¿Sigue siendo la libertad sexual un tabú para una mujer blanca, que vive en Londres, con autonomía económica? ¿Una chica sin amigos que tiene sexo desenfrenado para tapar su enorme vacío interior es una heroína? O una antiheroína, que es lo mismo.¿Qué atributos hacen que un personaje de ficción sea inolvidable? ¿Es posible que la felicidad esté, también, presente en cada pequeño fracaso, en cada mínima rebelión a lo establecido? ¿El feminismo será revulsivo o no será? Lo que es seguro es que será audaz, como Fleabag, la encantadora serie escrita y protagonizada por Phoebe Waller-Bridge.
Mirar las dos temporadas de Fleabag es una gozada en doce capítulos. En cada entrega, hay risas, preguntas y sobre todo, las ganas de tomarse una birra con esa chica tan ácida que puede salir con un chiste en el momento menos adecuado, y mientras tanto, le habla a sus espectadores, atravesando la cuarta pared como un ejercicio de reflexión compartida.
La protagonista es una treintañera que inauguró un barcito en Londres con su mejor amiga (a cargo de Jenny Rainsford). Boo es una especie de sol para su oscuridad existencial y su inaceptable muerte impregna de dolor, sobre todo, la primera temporada. La culpa aparece como un motor de vigilancia y sufrimiento.
"Me pregunto si hubiera sido tan feminista de tener pechos más grandes", dice la protagonista en un medio de un ejercicio espiritual. El catolicismo, sus cadenas, también forma parte de esta serie, sin pretensión moralizante, ni siquiera de la tan extendida moralidad feminista. Apenas, las ganas de reírse de todo y hacer cómplices de desatinos propios y ajenos a quienes miran.

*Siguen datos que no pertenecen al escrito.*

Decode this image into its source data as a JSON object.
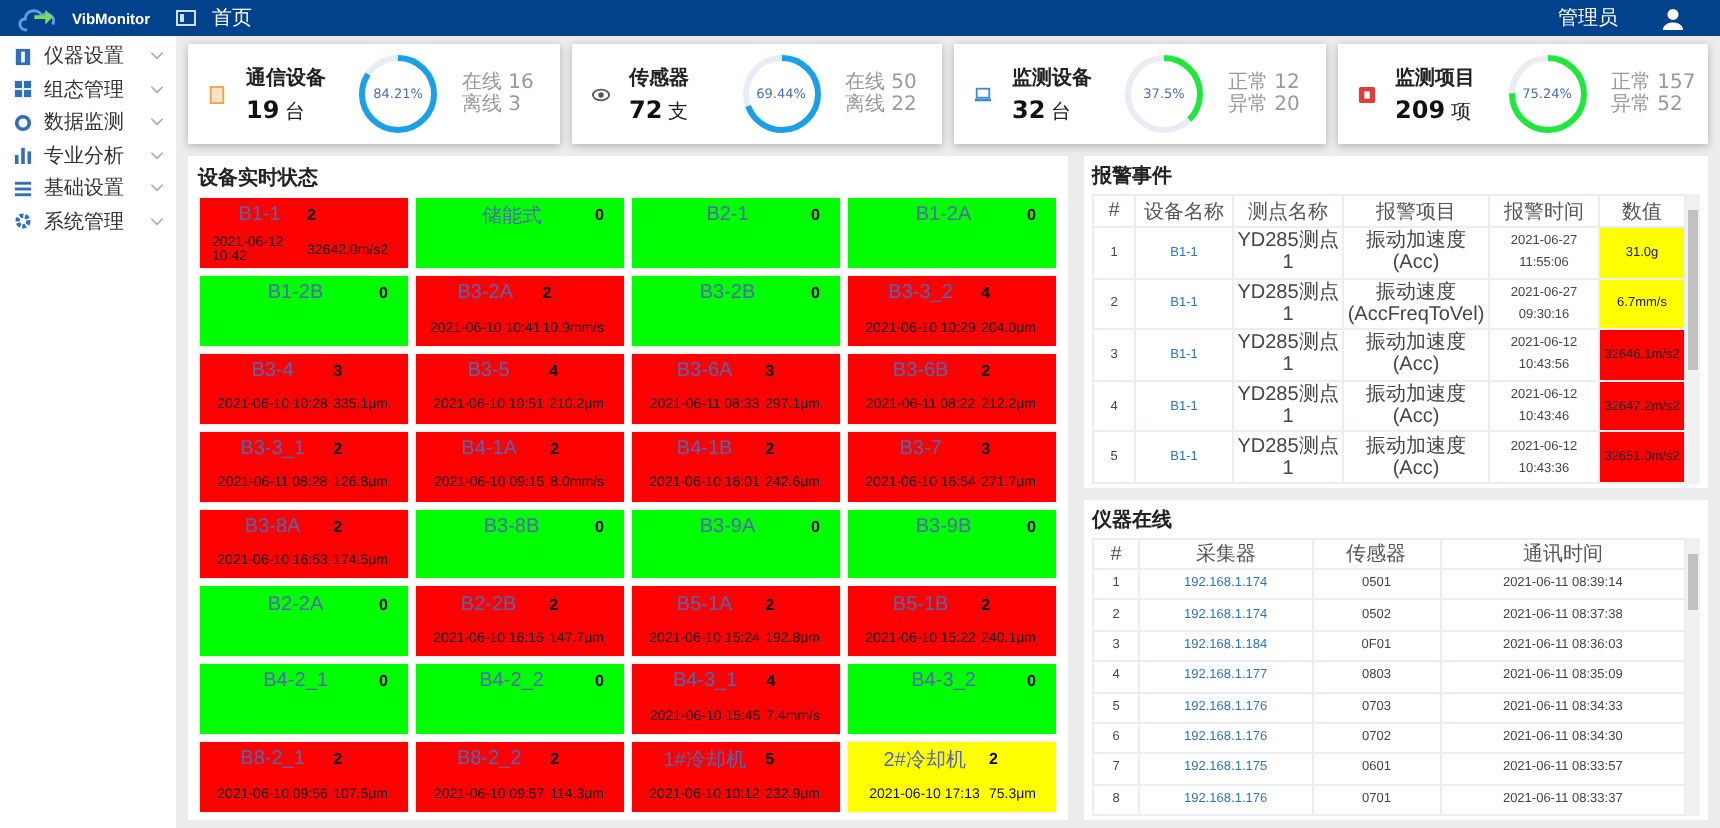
{
  "header": {
    "app_name": "VibMonitor",
    "breadcrumb": "首页",
    "user": "管理员"
  },
  "sidebar": {
    "items": [
      {
        "label": "仪器设置"
      },
      {
        "label": "组态管理"
      },
      {
        "label": "数据监测"
      },
      {
        "label": "专业分析"
      },
      {
        "label": "基础设置"
      },
      {
        "label": "系统管理"
      }
    ]
  },
  "cards": [
    {
      "title": "通信设备",
      "value": "19",
      "unit": "台",
      "percent": "84.21%",
      "level": 0.8421,
      "color": "#1aa0e8",
      "stats": [
        "在线 16",
        "离线 3"
      ]
    },
    {
      "title": "传感器",
      "value": "72",
      "unit": "支",
      "percent": "69.44%",
      "level": 0.6944,
      "color": "#1aa0e8",
      "stats": [
        "在线 50",
        "离线 22"
      ]
    },
    {
      "title": "监测设备",
      "value": "32",
      "unit": "台",
      "percent": "37.5%",
      "level": 0.375,
      "color": "#1ee83c",
      "stats": [
        "正常 12",
        "异常 20"
      ]
    },
    {
      "title": "监测项目",
      "value": "209",
      "unit": "项",
      "percent": "75.24%",
      "level": 0.7524,
      "color": "#1ee83c",
      "stats": [
        "正常 157",
        "异常 52"
      ]
    }
  ],
  "device_status": {
    "title": "设备实时状态",
    "tiles": [
      {
        "name": "B1-1",
        "count": "2",
        "color": "#ff0000",
        "time": "2021-06-12 10:42",
        "reading": "32642.0m/s2"
      },
      {
        "name": "储能式",
        "count": "0",
        "color": "#00ff00"
      },
      {
        "name": "B2-1",
        "count": "0",
        "color": "#00ff00"
      },
      {
        "name": "B1-2A",
        "count": "0",
        "color": "#00ff00"
      },
      {
        "name": "B1-2B",
        "count": "0",
        "color": "#00ff00"
      },
      {
        "name": "B3-2A",
        "count": "2",
        "color": "#ff0000",
        "time": "2021-06-10 10:41",
        "reading": "10.9mm/s"
      },
      {
        "name": "B3-2B",
        "count": "0",
        "color": "#00ff00"
      },
      {
        "name": "B3-3_2",
        "count": "4",
        "color": "#ff0000",
        "time": "2021-06-10 10:29",
        "reading": "204.0μm"
      },
      {
        "name": "B3-4",
        "count": "3",
        "color": "#ff0000",
        "time": "2021-06-10 10:28",
        "reading": "335.1μm"
      },
      {
        "name": "B3-5",
        "count": "4",
        "color": "#ff0000",
        "time": "2021-06-10 10:51",
        "reading": "210.2μm"
      },
      {
        "name": "B3-6A",
        "count": "3",
        "color": "#ff0000",
        "time": "2021-06-11 08:33",
        "reading": "297.1μm"
      },
      {
        "name": "B3-6B",
        "count": "2",
        "color": "#ff0000",
        "time": "2021-06-11 08:22",
        "reading": "212.2μm"
      },
      {
        "name": "B3-3_1",
        "count": "2",
        "color": "#ff0000",
        "time": "2021-06-11 08:28",
        "reading": "126.8μm"
      },
      {
        "name": "B4-1A",
        "count": "2",
        "color": "#ff0000",
        "time": "2021-06-10 09:15",
        "reading": "8.0mm/s"
      },
      {
        "name": "B4-1B",
        "count": "2",
        "color": "#ff0000",
        "time": "2021-06-10 16:01",
        "reading": "242.6μm"
      },
      {
        "name": "B3-7",
        "count": "3",
        "color": "#ff0000",
        "time": "2021-06-10 16:54",
        "reading": "271.7μm"
      },
      {
        "name": "B3-8A",
        "count": "2",
        "color": "#ff0000",
        "time": "2021-06-10 16:53",
        "reading": "174.5μm"
      },
      {
        "name": "B3-8B",
        "count": "0",
        "color": "#00ff00"
      },
      {
        "name": "B3-9A",
        "count": "0",
        "color": "#00ff00"
      },
      {
        "name": "B3-9B",
        "count": "0",
        "color": "#00ff00"
      },
      {
        "name": "B2-2A",
        "count": "0",
        "color": "#00ff00"
      },
      {
        "name": "B2-2B",
        "count": "2",
        "color": "#ff0000",
        "time": "2021-06-10 16:15",
        "reading": "147.7μm"
      },
      {
        "name": "B5-1A",
        "count": "2",
        "color": "#ff0000",
        "time": "2021-06-10 15:24",
        "reading": "192.8μm"
      },
      {
        "name": "B5-1B",
        "count": "2",
        "color": "#ff0000",
        "time": "2021-06-10 15:22",
        "reading": "240.1μm"
      },
      {
        "name": "B4-2_1",
        "count": "0",
        "color": "#00ff00"
      },
      {
        "name": "B4-2_2",
        "count": "0",
        "color": "#00ff00"
      },
      {
        "name": "B4-3_1",
        "count": "4",
        "color": "#ff0000",
        "time": "2021-06-10 15:45",
        "reading": "7.4mm/s"
      },
      {
        "name": "B4-3_2",
        "count": "0",
        "color": "#00ff00"
      },
      {
        "name": "B8-2_1",
        "count": "2",
        "color": "#ff0000",
        "time": "2021-06-10 09:56",
        "reading": "107.5μm"
      },
      {
        "name": "B8-2_2",
        "count": "2",
        "color": "#ff0000",
        "time": "2021-06-10 09:57",
        "reading": "114.3μm"
      },
      {
        "name": "1#冷却机",
        "count": "5",
        "color": "#ff0000",
        "time": "2021-06-10 10:12",
        "reading": "232.9μm"
      },
      {
        "name": "2#冷却机",
        "count": "2",
        "color": "#ffff00",
        "time": "2021-06-10 17:13",
        "reading": "75.3μm"
      }
    ]
  },
  "alarm_events": {
    "title": "报警事件",
    "columns": [
      "#",
      "设备名称",
      "测点名称",
      "报警项目",
      "报警时间",
      "数值"
    ],
    "rows": [
      {
        "cells": [
          "1",
          "B1-1",
          "YD285测点1",
          "振动加速度(Acc)",
          "2021-06-27 11:55:06",
          "31.0g"
        ],
        "color": "#ffff00"
      },
      {
        "cells": [
          "2",
          "B1-1",
          "YD285测点1",
          "振动速度(AccFreqToVel)",
          "2021-06-27 09:30:16",
          "6.7mm/s"
        ],
        "color": "#ffff00"
      },
      {
        "cells": [
          "3",
          "B1-1",
          "YD285测点1",
          "振动加速度(Acc)",
          "2021-06-12 10:43:56",
          "32646.1m/s2"
        ],
        "color": "#ff0000"
      },
      {
        "cells": [
          "4",
          "B1-1",
          "YD285测点1",
          "振动加速度(Acc)",
          "2021-06-12 10:43:46",
          "32647.2m/s2"
        ],
        "color": "#ff0000"
      },
      {
        "cells": [
          "5",
          "B1-1",
          "YD285测点1",
          "振动加速度(Acc)",
          "2021-06-12 10:43:36",
          "32651.0m/s2"
        ],
        "color": "#ff0000"
      }
    ]
  },
  "instruments_online": {
    "title": "仪器在线",
    "columns": [
      "#",
      "采集器",
      "传感器",
      "通讯时间"
    ],
    "rows": [
      [
        "1",
        "192.168.1.174",
        "0501",
        "2021-06-11 08:39:14"
      ],
      [
        "2",
        "192.168.1.174",
        "0502",
        "2021-06-11 08:37:38"
      ],
      [
        "3",
        "192.168.1.184",
        "0F01",
        "2021-06-11 08:36:03"
      ],
      [
        "4",
        "192.168.1.177",
        "0803",
        "2021-06-11 08:35:09"
      ],
      [
        "5",
        "192.168.1.176",
        "0703",
        "2021-06-11 08:34:33"
      ],
      [
        "6",
        "192.168.1.176",
        "0702",
        "2021-06-11 08:34:30"
      ],
      [
        "7",
        "192.168.1.175",
        "0601",
        "2021-06-11 08:33:57"
      ],
      [
        "8",
        "192.168.1.176",
        "0701",
        "2021-06-11 08:33:37"
      ]
    ]
  }
}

Rivalidad y amor entre hermanas, el deseo que sopla donde quiere, un padre inmaduro, en esta serie dejan de ser tópicos para convertirse en materia viva de una comedia dramática. El humor británico da espesor y liviandad, al mismo tiempo, a cada diálogo. Fleabag ganó cuatro Emmys el año pasado, entre otros premios y Phoebe prometió que no habrá tercera temporada. Una pena, sería bienvenida.